Write-locked external storage

I don’t know whether the solution has to be SD card but if this is important to you then there are choices of USB flash drive where the drive firmware offers stronger protection.

For “write protect” switch, you can look at an appropriate Kanguru flash drive. As always, a (true) write protect switch protects against accidental writes and also should protect against insertion of the flash drive in a compromised computer. These are reasonably priced but, as a niche item, more expensive per GB than a vanilla flash drive.
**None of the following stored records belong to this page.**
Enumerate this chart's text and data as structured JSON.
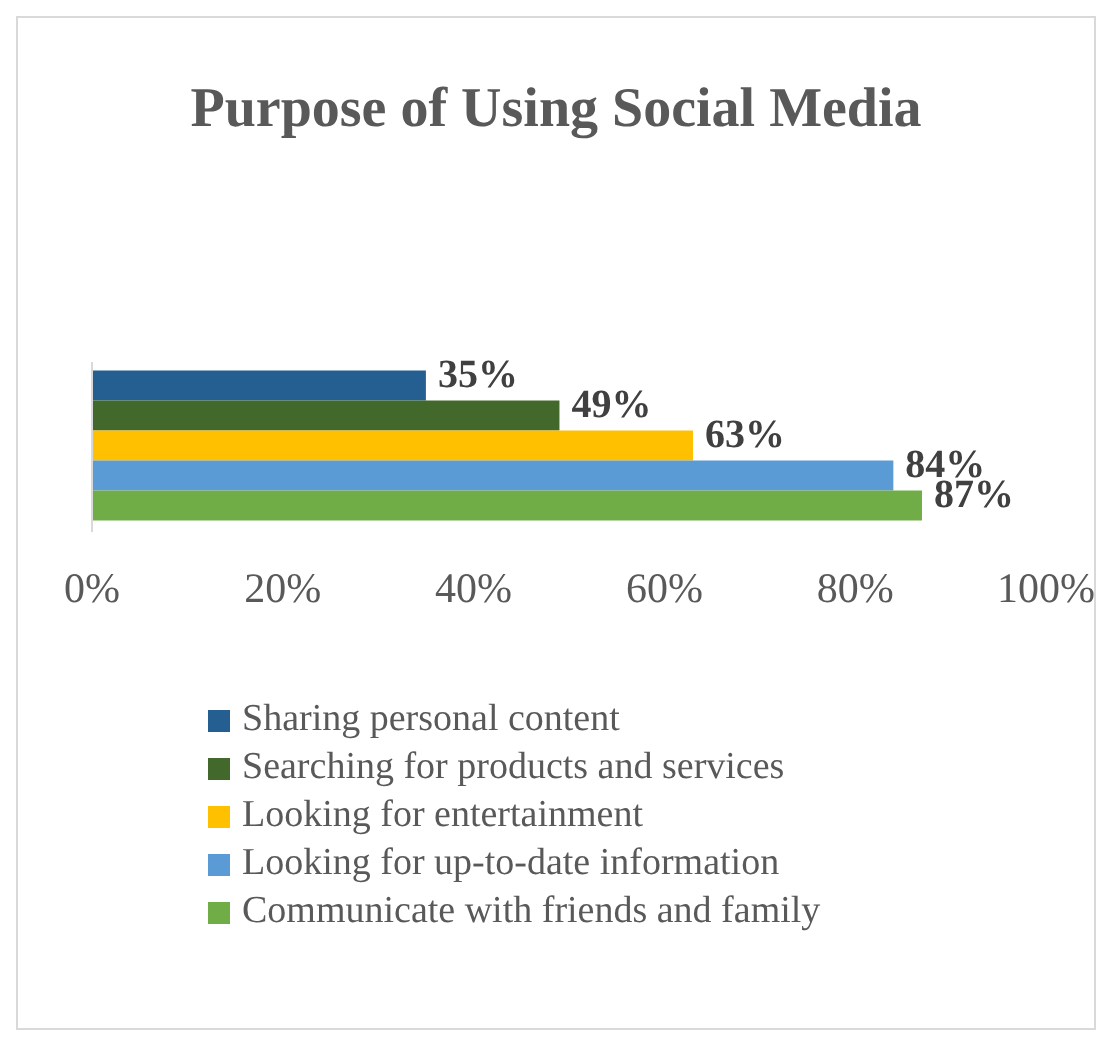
{
  "chart_data": {
    "type": "bar",
    "orientation": "horizontal",
    "title": "Purpose of Using Social Media",
    "categories": [
      null
    ],
    "series": [
      {
        "name": "Sharing personal content",
        "color": "#255e91",
        "values": [
          35
        ],
        "value_labels": [
          "35%"
        ]
      },
      {
        "name": "Searching for products and services",
        "color": "#43682b",
        "values": [
          49
        ],
        "value_labels": [
          "49%"
        ]
      },
      {
        "name": "Looking for entertainment",
        "color": "#ffc000",
        "values": [
          63
        ],
        "value_labels": [
          "63%"
        ]
      },
      {
        "name": "Looking for up-to-date information",
        "color": "#5b9bd5",
        "values": [
          84
        ],
        "value_labels": [
          "84%"
        ]
      },
      {
        "name": "Communicate with friends and family",
        "color": "#70ad47",
        "values": [
          87
        ],
        "value_labels": [
          "87%"
        ]
      }
    ],
    "xlim": [
      0,
      100
    ],
    "xticks": [
      {
        "value": 0,
        "label": "0%"
      },
      {
        "value": 20,
        "label": "20%"
      },
      {
        "value": 40,
        "label": "40%"
      },
      {
        "value": 60,
        "label": "60%"
      },
      {
        "value": 80,
        "label": "80%"
      },
      {
        "value": 100,
        "label": "100%"
      }
    ],
    "tick_labels": "x",
    "grid": false,
    "legend": "bottom"
  }
}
It most certainly does nothing for evil maid.

For something stronger, you can look at a more advanced Kanguru that has a built-in fingerprint reader. While I disapprove of biometrics for security, it should slow the evil maid down. Expect to pay many times the normal price per GB.

For something stronger, you can look at the Kingston IronKey - which has a keypad on the flash drive. Without the PIN, it shouldn’t be possible even to read the contents, much less write, and you can choose to make the contents available read-only. The contents are stored encrypted. Expect to pay many times the normal price per GB.

For something sexier, consider the Kingston IronKey Vault external SSD, which offer a built-in touchscreen on the SSD. You get basically the same kind of functionality but with a more user-friendly interface. Expect to pay serious coin. Far too much storage capacity for a simple bootable ISO.

Even though there is no need to use encryption for publicly available ISOs, encryption does provide the advantage that a technologically-sophisticated maid who takes the flash storage out of the enclosure in order to write it externally will most likely just corrupt the plaintext content. Corollary to that: while I don’t have the details, I don’t think these encryption schemes offer encryption-with-authentication - whereby any corruption of the data would be outright rejected.

All of these options should be operating system independent (transparent) i.e. should work with Linux.

Some disclaimers apply:

• It is considered unauditable as to whether disk-based security actually does anything (unless the firmware were open). So there is an element of faith. There is, for example, no guarantee that there isn’t some undocumented command that you can send to the drive that will bypass the security etc.
• I don’t own any such storage.

Edit to correct and expand.

I think this is an excellent summary of the best-in-class options, given that true SD writelock appears to be extinct. Nice work!

In case one day someone is pursuing this, I’ve looked into the USB flash drive with built-in fingerprint reader options a bit more. All the ones that I looked at appear to have a flaw in common, namely that while they work transparently on Linux after initial setup, the initial setup requires software that is only available for Windows (or is in any case not available for Linux).

The initial setup includes enrolling a fingerprint and optionally includes repartitioning the disk space between “public” and “private”. Subsequent setup could also include missing out on being able to erase the drive (by throwing away the internal encryption key? by revoking a fingerprint?) before disposal.

Exactly how important this is will depend on your situation, ranging through

• no drama, I (have to) run Windows a fair amount of the time anyway
• not great but OK I have a Windows computer that I occasionally use or can get access to
• this is a showstopper because I don’t have Windows at all

Regardless, it seems dubious that you would take your security seriously enough to invest in this kind of technology but then undermine your security by running blackbox software on a blackbox operating system. (Those more motivated than I might want to investigate whether said software can run inside a VM that is running Windows.)

Example fails: Kanguru Defender BioElite30, Lexar F35, Verbatim Fingerprint Secure.

Fingerprint is not legally protected under the fifth (I think it was fifth) amendment.

Although, the ironkey line is pretty solid.

Sure. I did note above that I am not a fan of biometrics for security (for that and other reasons). However it all depends on your threat model.

If you are just worried about accidentally leaving the flash drive around somewhere or you are just worried about your evil maid (as per the original original post) then fingerprint is solid.

Given that the original original post was just putting ISOs on the external storage, and worried about his evil maid, it seems unlikely that the evil government will be using legal compulsion to get him to unlock - and if they did, so what? In other words, for this application, integrity is far more important than confidentiality.

You have a valid point.

I tested live booting Ubuntu from a write-protected USB flash drive. This environment more or less expects a read-only boot medium anyway, perhaps harking back to the days of booting from CDROM, so I wasn’t expecting any problems - and it worked fine.

Because this boot environment offers an overlay file system, you can install software while live booted (write-protected or not) - but of course anything you install will be present only temporarily i.e. if you reboot then everything you installed has vanished. Depending on your threat model, it may be preferable to use a live boot distro that does not offer this functionality. Regardless though, the actual boot medium is protected.

Putting aside the live boot environment, the Linux kernel seems to recognise the possibility that a USB flash drive can be write-protected. If you insert a write-protected USB flash drive, the system log reports that “write protect is ON” and the flash drive is mounted read-only.